The ending is jaw-dropping too (don't read this paragraph if you want to be surprised by the ending) with the villains unpunished and poor Olivia, forced into being a kept woman by her abandonment (kept by Napoleon no less!) turning down the chance to be permanently reunited with Fredric after a brief happy reunion so that Frederic won't have to have a "fallen woman" for a wife and plan that Freddy agrees with surprisingly fast considered how he has supposed to have been pining for her for years.

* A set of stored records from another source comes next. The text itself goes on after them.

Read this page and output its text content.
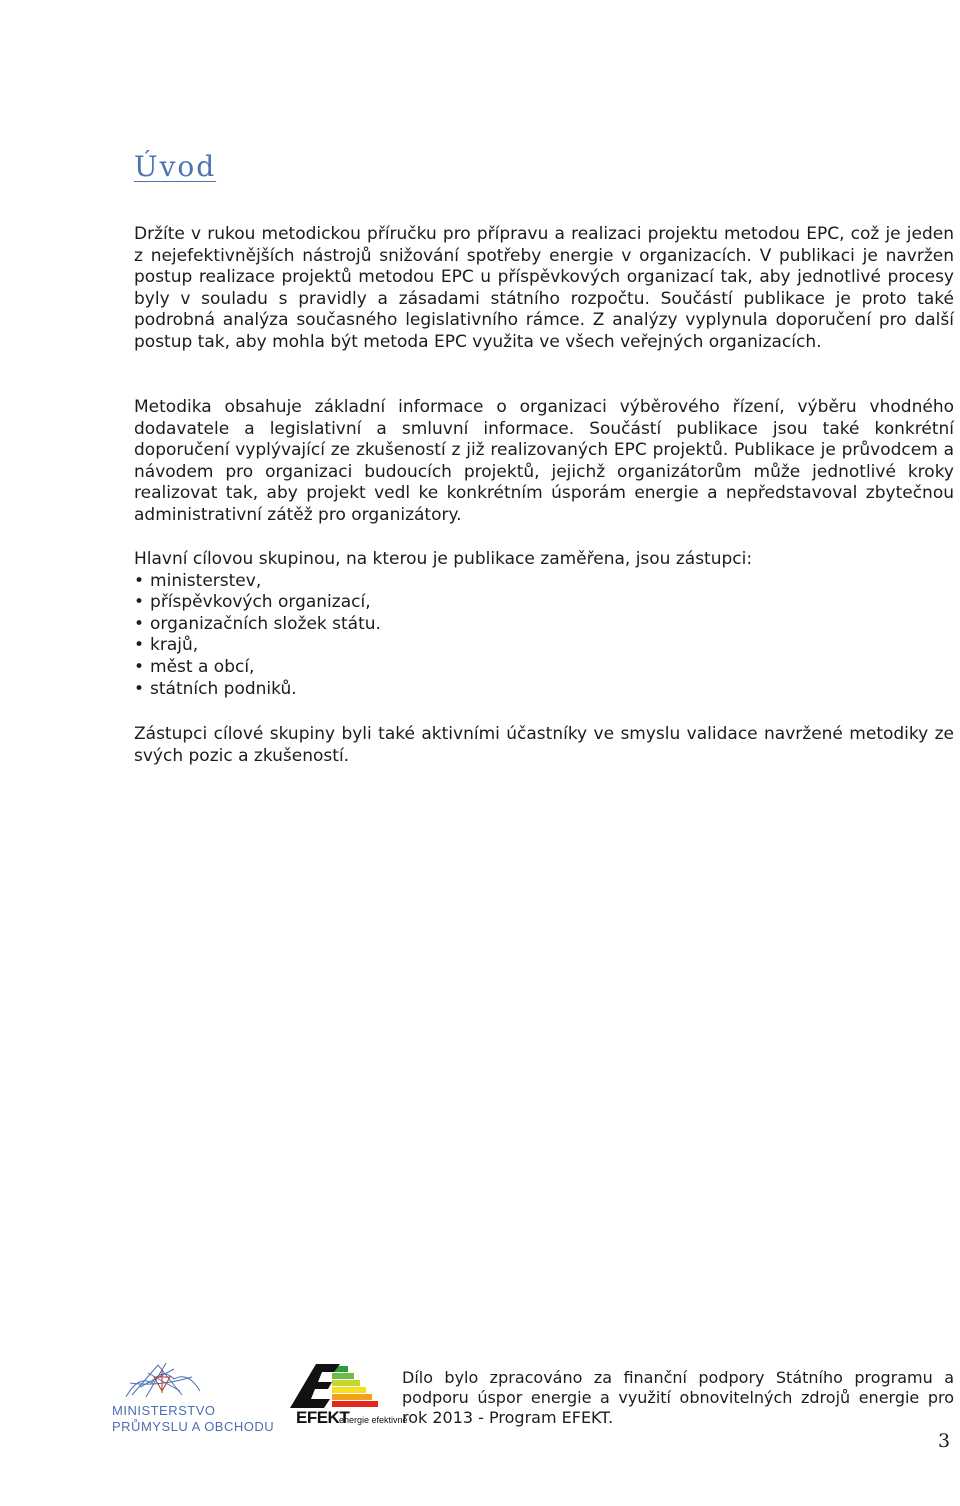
Úvod

Držíte v rukou metodickou příručku pro přípravu a realizaci projektu metodou EPC, což je jeden z nejefektivnějších nástrojů snižování spotřeby energie v organizacích. V publikaci je navržen postup realizace projektů metodou EPC u příspěvkových organizací tak, aby jednotlivé procesy byly v souladu s pravidly a zásadami státního rozpočtu. Součástí publikace je proto také podrobná analýza současného legislativního rámce. Z analýzy vyplynula doporučení pro další postup tak, aby mohla být metoda EPC využita ve všech veřejných organizacích.

Metodika obsahuje základní informace o organizaci výběrového řízení, výběru vhodného dodavatele a legislativní a smluvní informace. Součástí publikace jsou také konkrétní doporučení vyplývající ze zkušeností z již realizovaných EPC projektů. Publikace je průvodcem a návodem pro organizaci budoucích projektů, jejichž organizátorům může jednotlivé kroky realizovat tak, aby projekt vedl ke konkrétním úsporám energie a nepředstavoval zbytečnou administrativní zátěž pro organizátory.

Hlavní cílovou skupinou, na kterou je publikace zaměřena, jsou zástupci:
• ministerstev,
• příspěvkových organizací,
• organizačních složek státu.
• krajů,
• měst a obcí,
• státních podniků.

Zástupci cílové skupiny byli také aktivními účastníky ve smyslu validace navržené metodiky ze svých pozic a zkušeností.

MINISTERSTVO
PRŮMYSLU A OBCHODU EFEKT
energie efektivně

Dílo bylo zpracováno za finanční podpory Státního programu a podporu úspor energie a využití obnovitelných zdrojů energie pro rok 2013 - Program EFEKT.

3
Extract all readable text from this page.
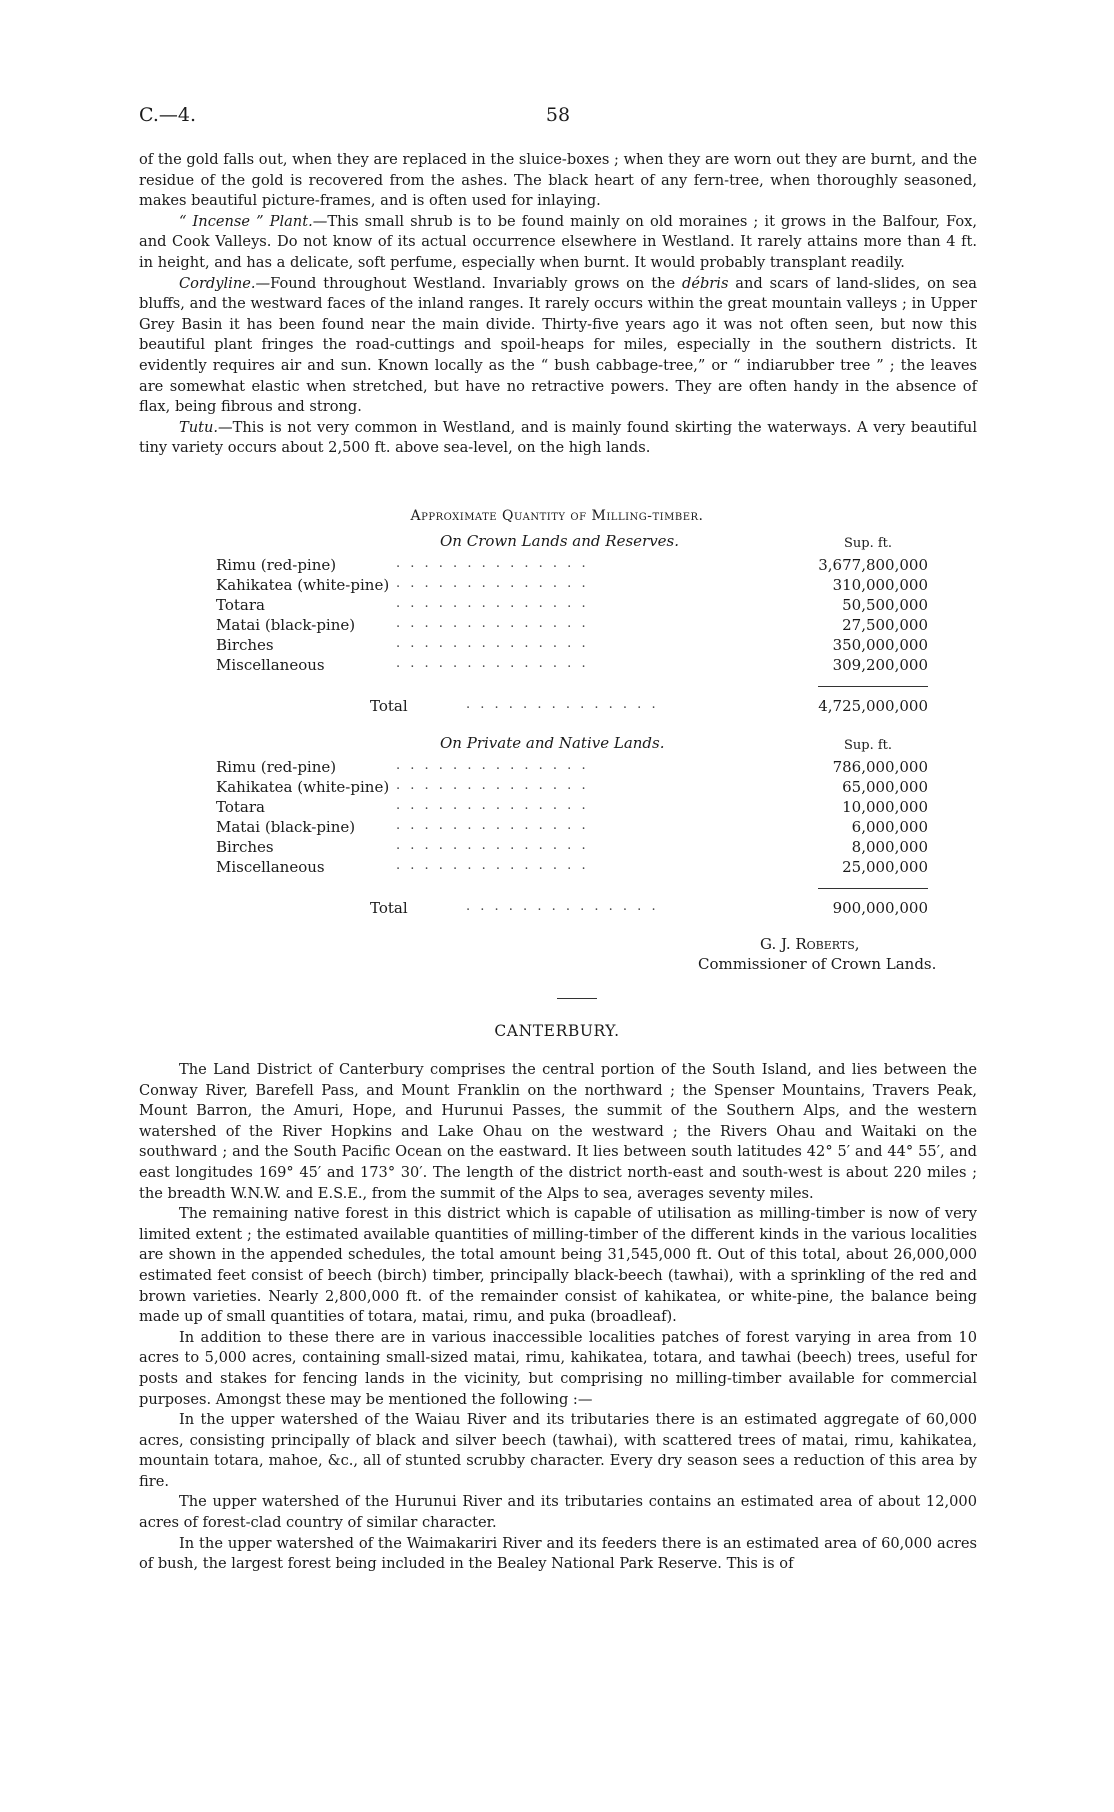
C.—4.	58

of the gold falls out, when they are replaced in the sluice-boxes ; when they are worn out they are burnt, and the residue of the gold is recovered from the ashes. The black heart of any fern-tree, when thoroughly seasoned, makes beautiful picture-frames, and is often used for inlaying.

“ Incense ” Plant.—This small shrub is to be found mainly on old moraines ; it grows in the Balfour, Fox, and Cook Valleys. Do not know of its actual occurrence elsewhere in Westland. It rarely attains more than 4 ft. in height, and has a delicate, soft perfume, especially when burnt. It would probably transplant readily.

Cordyline.—Found throughout Westland. Invariably grows on the débris and scars of land-slides, on sea bluffs, and the westward faces of the inland ranges. It rarely occurs within the great mountain valleys ; in Upper Grey Basin it has been found near the main divide. Thirty-five years ago it was not often seen, but now this beautiful plant fringes the road-cuttings and spoil-heaps for miles, especially in the southern districts. It evidently requires air and sun. Known locally as the “ bush cabbage-tree,” or “ indiarubber tree ” ; the leaves are somewhat elastic when stretched, but have no retractive powers. They are often handy in the absence of flax, being fibrous and strong.

Tutu.—This is not very common in Westland, and is mainly found skirting the waterways. A very beautiful tiny variety occurs about 2,500 ft. above sea-level, on the high lands.

Approximate Quantity of Milling-timber.
On Crown Lands and Reserves.	Sup. ft.
Rimu (red-pine)	. . . . . . . . . . . . . .	3,677,800,000
Kahikatea (white-pine) . . . . . . . . . . . . . .	310,000,000
Totara	. . . . . . . . . . . . . .	50,500,000
Matai (black-pine)	. . . . . . . . . . . . . .	27,500,000
Birches	. . . . . . . . . . . . . .	350,000,000
Miscellaneous	. . . . . . . . . . . . . .	309,200,000
Total	. . . . . . . . . . . . . .	4,725,000,000
On Private and Native Lands.	Sup. ft.
Rimu (red-pine)	. . . . . . . . . . . . . .	786,000,000
Kahikatea (white-pine) . . . . . . . . . . . . . .	65,000,000
Totara	. . . . . . . . . . . . . .	10,000,000
Matai (black-pine)	. . . . . . . . . . . . . .	6,000,000
Birches	. . . . . . . . . . . . . .	8,000,000
Miscellaneous	. . . . . . . . . . . . . .	25,000,000
Total	. . . . . . . . . . . . . .	900,000,000
G. J. Roberts,
Commissioner of Crown Lands.
CANTERBURY.

The Land District of Canterbury comprises the central portion of the South Island, and lies between the Conway River, Barefell Pass, and Mount Franklin on the northward ; the Spenser Mountains, Travers Peak, Mount Barron, the Amuri, Hope, and Hurunui Passes, the summit of the Southern Alps, and the western watershed of the River Hopkins and Lake Ohau on the westward ; the Rivers Ohau and Waitaki on the southward ; and the South Pacific Ocean on the eastward. It lies between south latitudes 42° 5′ and 44° 55′, and east longitudes 169° 45′ and 173° 30′. The length of the district north-east and south-west is about 220 miles ; the breadth W.N.W. and E.S.E., from the summit of the Alps to sea, averages seventy miles.

The remaining native forest in this district which is capable of utilisation as milling-timber is now of very limited extent ; the estimated available quantities of milling-timber of the different kinds in the various localities are shown in the appended schedules, the total amount being 31,545,000 ft. Out of this total, about 26,000,000 estimated feet consist of beech (birch) timber, principally black-beech (tawhai), with a sprinkling of the red and brown varieties. Nearly 2,800,000 ft. of the remainder consist of kahikatea, or white-pine, the balance being made up of small quantities of totara, matai, rimu, and puka (broadleaf).

In addition to these there are in various inaccessible localities patches of forest varying in area from 10 acres to 5,000 acres, containing small-sized matai, rimu, kahikatea, totara, and tawhai (beech) trees, useful for posts and stakes for fencing lands in the vicinity, but comprising no milling-timber available for commercial purposes. Amongst these may be mentioned the following :—

In the upper watershed of the Waiau River and its tributaries there is an estimated aggregate of 60,000 acres, consisting principally of black and silver beech (tawhai), with scattered trees of matai, rimu, kahikatea, mountain totara, mahoe, &c., all of stunted scrubby character. Every dry season sees a reduction of this area by fire.

The upper watershed of the Hurunui River and its tributaries contains an estimated area of about 12,000 acres of forest-clad country of similar character.

In the upper watershed of the Waimakariri River and its feeders there is an estimated area of 60,000 acres of bush, the largest forest being included in the Bealey National Park Reserve. This is of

The supporting cast is excellent and there are two surprises. Warners starlet Anita Louise completely dominates the first 20 minutes of the movie and she is excellent. Anita was usually cast in throwaway second lead parts. And then there is the magnificent character actress Gale Sondergaard. She won the Best Supporting Actress Academy Award for this picture and I really looked forward to seeing her in it. What a shock to see her part is a small bit of no real consequence and in no way a showcase for her talents. She certainly deserved the award for other films but this is hardly one of her best performances.
That ending to the March/DeHavilland match really floored me and I would have liked this picture a lot better had the movie had as much sympathy to Mrs. Adverse's plight as it did to Mr. Adverse.